Kernel dies when fitting factor analysis model - possible memory issue?

kieranrcampbell · August 15, 2022, 7:57pm

Hi all,

I’m attempting to fit a simple factor analysis model using pyro:

def fa_model(data=None, args=None, batch_size=None):
    K,P,N = args['K'], args['P'], args['N']

    w = pyro.sample("w", dist.Normal(torch.randn(size=[K,P]), 1.0).to_event(2))
    z = pyro.sample("z", dist.Normal(torch.randn(size=[N,K]), 1.0).to_event(2))

    mean = z@w

    pyro.sample("obs", dist.Normal(mean, 1.0).to_event(2), obs=data)

With code for inference following the tutorial:

args = {'K': 2, 'N': X.shape[0], 'P': X.shape[1]}

pyro.clear_param_store()
auto_guide = pyro.infer.autoguide.AutoNormal(fa_model)
adam = pyro.optim.Adam({"lr": 0.02})  # Consider decreasing learning rate.
elbo = pyro.infer.Trace_ELBO()
svi = pyro.infer.SVI(fa_model, auto_guide, adam, elbo)

losses = []
for step in range(1000):  # Consider running for more steps.
    loss = svi.step(torch.tensor(X), args)
    losses.append(loss)
    if step % 100 == 0:
        logging.info("Elbo loss: {}".format(loss))

However, when fitting this with an X of dimension [200,52] (i.e. N=200,P=52) with K=2, the kernel dies. I suspect this is a memory issue as subsampling X down to N=20 (X = X[0:20,:]) performs inference with no issues. It doesn’t seem to be an issue with actual machine memory, as the matrix multiplication in torch completes no problem:

ww = torch.randn(size=[args['K'],args['P']])
zz = torch.randn(size=[args['N'],args['K']])
(zz @ ww).shape # Returns 200x52 as expected

Any pointers here would be much appreciated. I’m familiar with PPLs like Stan but this is first time using Pyro and I’m wondering if it’s an issue of not using plate notation or similar.

Thanks

martinjankowiak · August 15, 2022, 8:36pm

i don’t know what your issue is but it’s unlikely that you’ve specified the model correctly. as written you’ll randomly draw a random location for each normal prior whenever the model is invoked. you probably want something like

w = pyro.sample("w", dist.Normal(torch.zeros(K, P), 1.0).to_event(2))

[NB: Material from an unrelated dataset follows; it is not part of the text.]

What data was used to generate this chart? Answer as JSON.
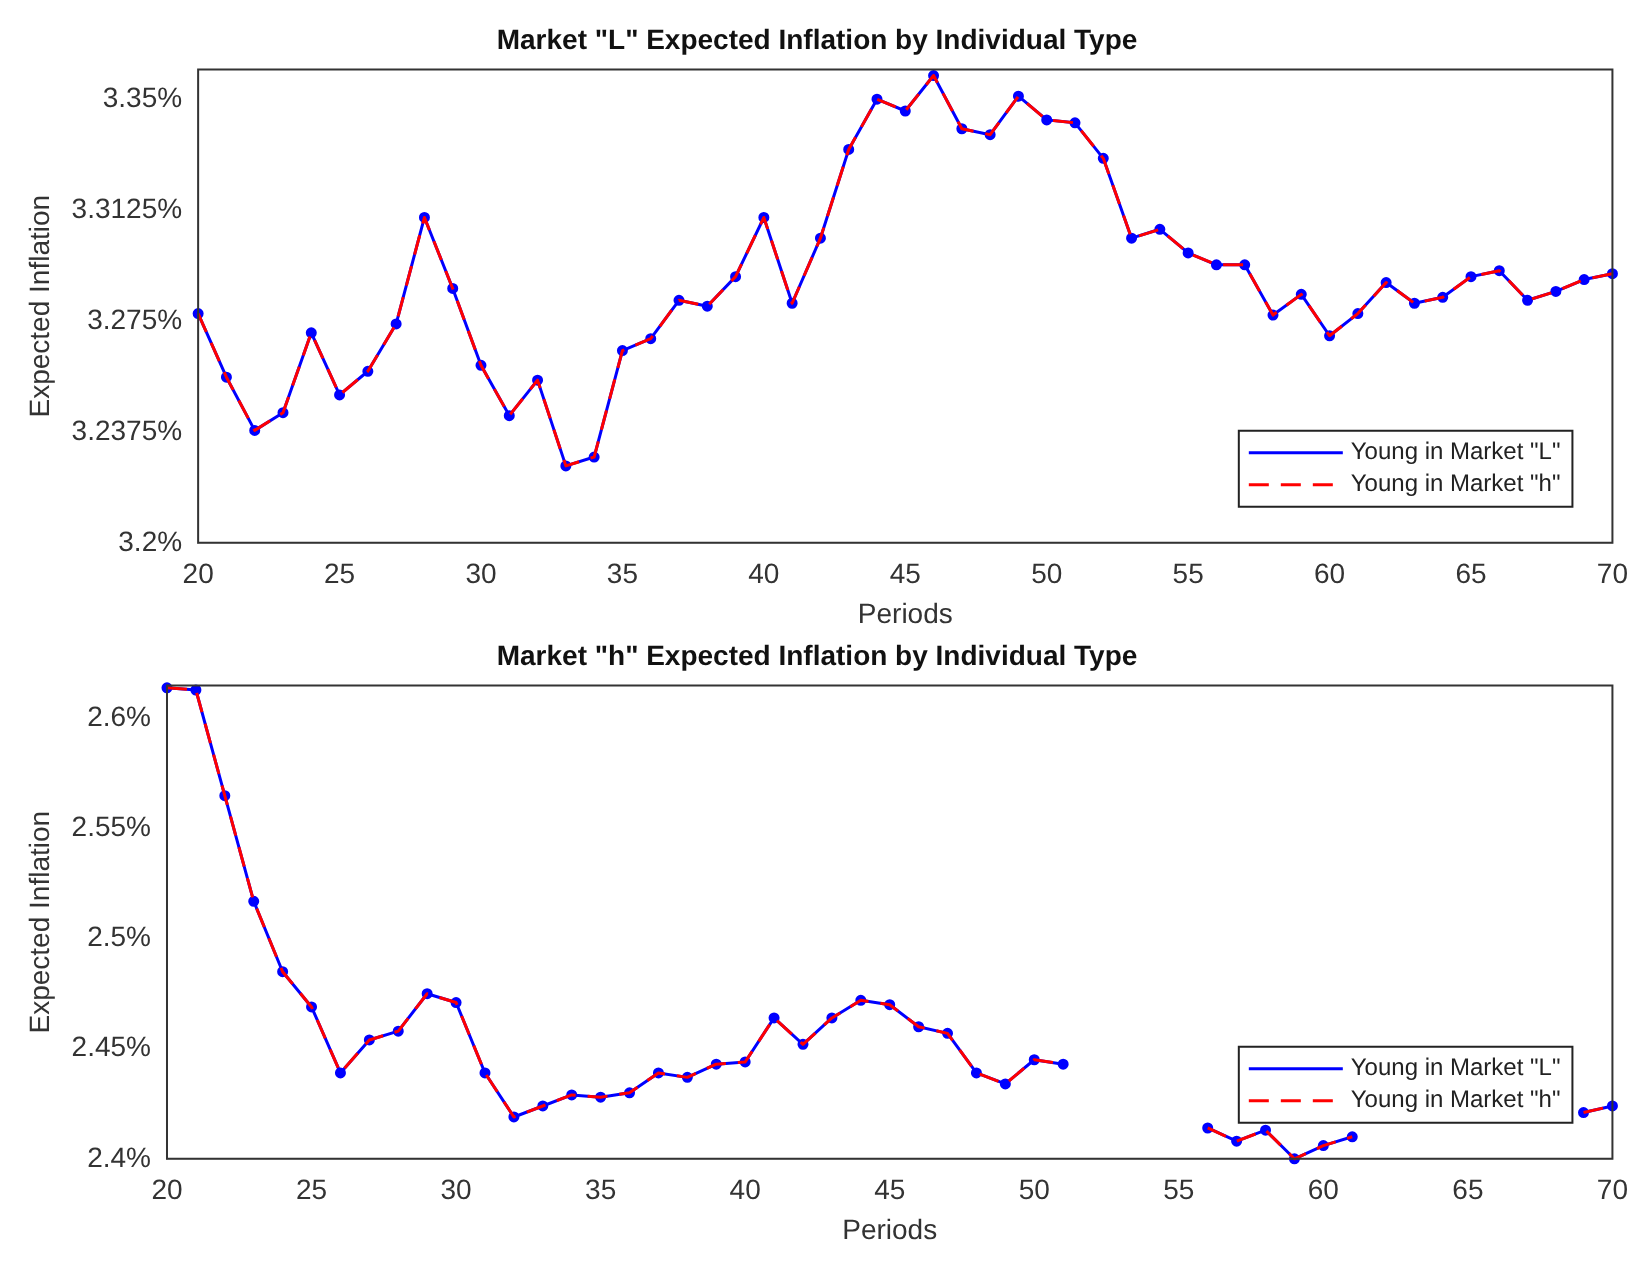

also “kernel dies” is not a helpful/informative amount of information.

kieranrcampbell · August 15, 2022, 8:57pm

Thanks, I have updated to reflect this but the error persists.

This is the entirety of the error:

Is there a relevant log from pyro to check?

martinjankowiak · August 15, 2022, 9:13pm

i suggest running your code in a script. i have no idea how exception handling etc is handled in whatever environment (jupyter notebook; something else?) that you’re using. that way you are much more likely to see informative stack traces and not silly pop up boxes.

kieranrcampbell · August 15, 2022, 9:24pm

Hi @martinjankowiak
Thanks for the pointer. Eventual error was

There appear to be 1 leaked semaphore objects to clean up at shutdown

which is referenced in this github issue as a conda issue. I’ll try some of the suggested fixes and report back in case any other pyro users experience the same issue.